CMST 223 – Public Speaking for Educators
By Ken White
CMST 223 – Public Speaking for Educators – is for students considering teaching as a career. But the course is grounded in teaching as a human way of living. Research shows that teaching is more effective when instructors share appropriately with students who they are as human beings, model thinking and deliberation, and guide learning with intentional methods. CMST 223 offers lived experiences in disclosing one’s self, deliberating about a subject and facilitating dialogue.
The most important presentation in the class is the disclosing speech. Its purpose is: 1) to have students share thoughts, feelings and experiences that describe who they are – what they care about and value; 2) to build classroom community through sharing (what Etienne Wenger calls a “community of practice”); and 3) to address communication anxiety.
The disclosing speech addresses student “stage fright” by having speakers use familiar objects to represent who they are. During the speech, the object “de-centers the speaker.” It becomes a visual aid for the audience and a manipulative for the speaker designed to reduce stress by handling it. Additionally, students can get “caught up” talking about the object and forget momentarily that they are giving a “speech.”
I model the speech with my wedding ring as the object. The ring was engraved by a First Nation artist and depicts a frog sticking out his tongue. It represents my Native American heritage, learning (the frog), and commitment to my wife, Holly. But modeling is risky. The ring has depth of meaning. Besides signifying love, it holds memories of family and thirty-seven years of teaching. It leads down many paths.
I don’t know where I’ll end up.
I may share a story about an angry dropout who entered my high school completion program at the college. Brent challenged my authority every day. He didn’t trust that I could be more concerned about his possibilities than about his past. But trust grew and eventually he completed both high school and a two-year degree.

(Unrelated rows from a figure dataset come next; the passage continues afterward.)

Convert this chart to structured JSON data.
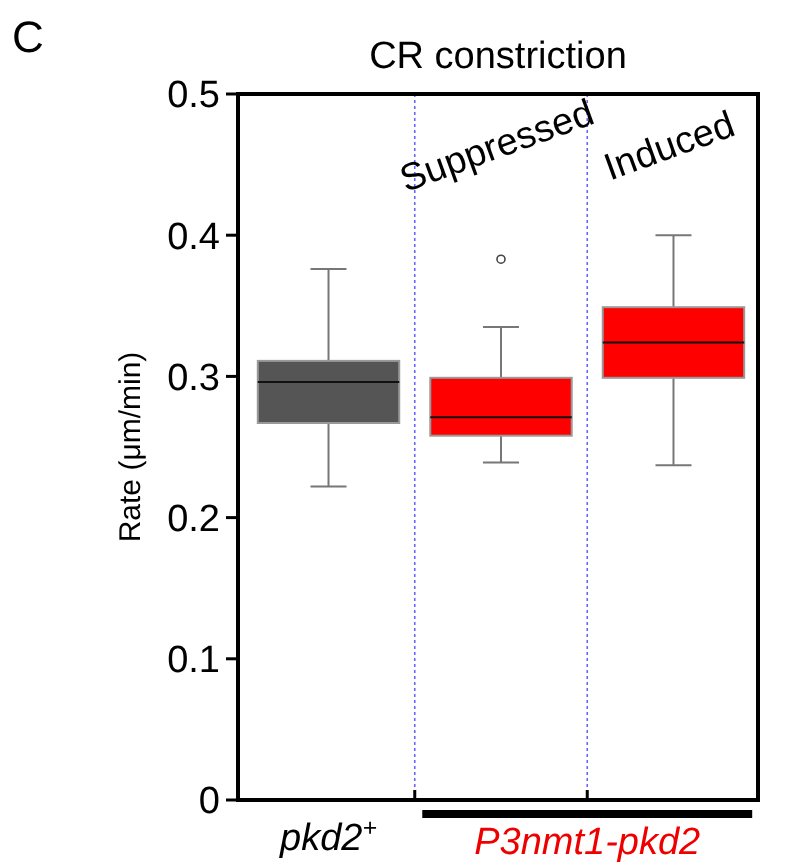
{
  "chart_data": {
    "type": "box",
    "title": "CR constriction",
    "ylabel": "Rate (μm/min)",
    "categories": [
      "pkd2$^{+}$",
      "Suppressed",
      "Induced"
    ],
    "colors": [
      "#555555",
      "#ff0000",
      "#ff0000"
    ],
    "boxes": [
      {
        "low": 0.222,
        "q1": 0.267,
        "median": 0.296,
        "q3": 0.311,
        "high": 0.376
      },
      {
        "low": 0.239,
        "q1": 0.258,
        "median": 0.271,
        "q3": 0.299,
        "high": 0.335,
        "outliers": [
          0.383
        ]
      },
      {
        "low": 0.237,
        "q1": 0.299,
        "median": 0.324,
        "q3": 0.349,
        "high": 0.4
      }
    ],
    "ylim": [
      0,
      0.5
    ],
    "yticks": [
      0,
      0.1,
      0.2,
      0.3,
      0.4,
      0.5
    ],
    "grid": false,
    "annotations": [
      "C",
      "P3nmt1-pkd2"
    ]
  }
}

I lost contact with Brent until years later when his mother showed up at my office. She explained that he graduated from the University of Washington and was pursuing a master’s degree. She wanted me to know that I had made a difference in his life. At this point in the speech, I get caught up emotionally in the story that unfolds. For a moment, I experience the mother’s next words: “I also wanted to let you know because Brent was killed riding his bike to school a few months ago.”
Sharing my emotions is not an easy experience for new students. But it sets a tone for the class. When communication exchanges intimate thoughts and feelings, it is a form of communion. And communion can lead to community. Students experience human connection. They pick an object close to them. They may share thoughts and feeling they didn’t expect. They sometimes cry. But they get through it. They make friends and create the most supportive classroom community that I have ever experienced.
On the way to teaching, they bring their humanity.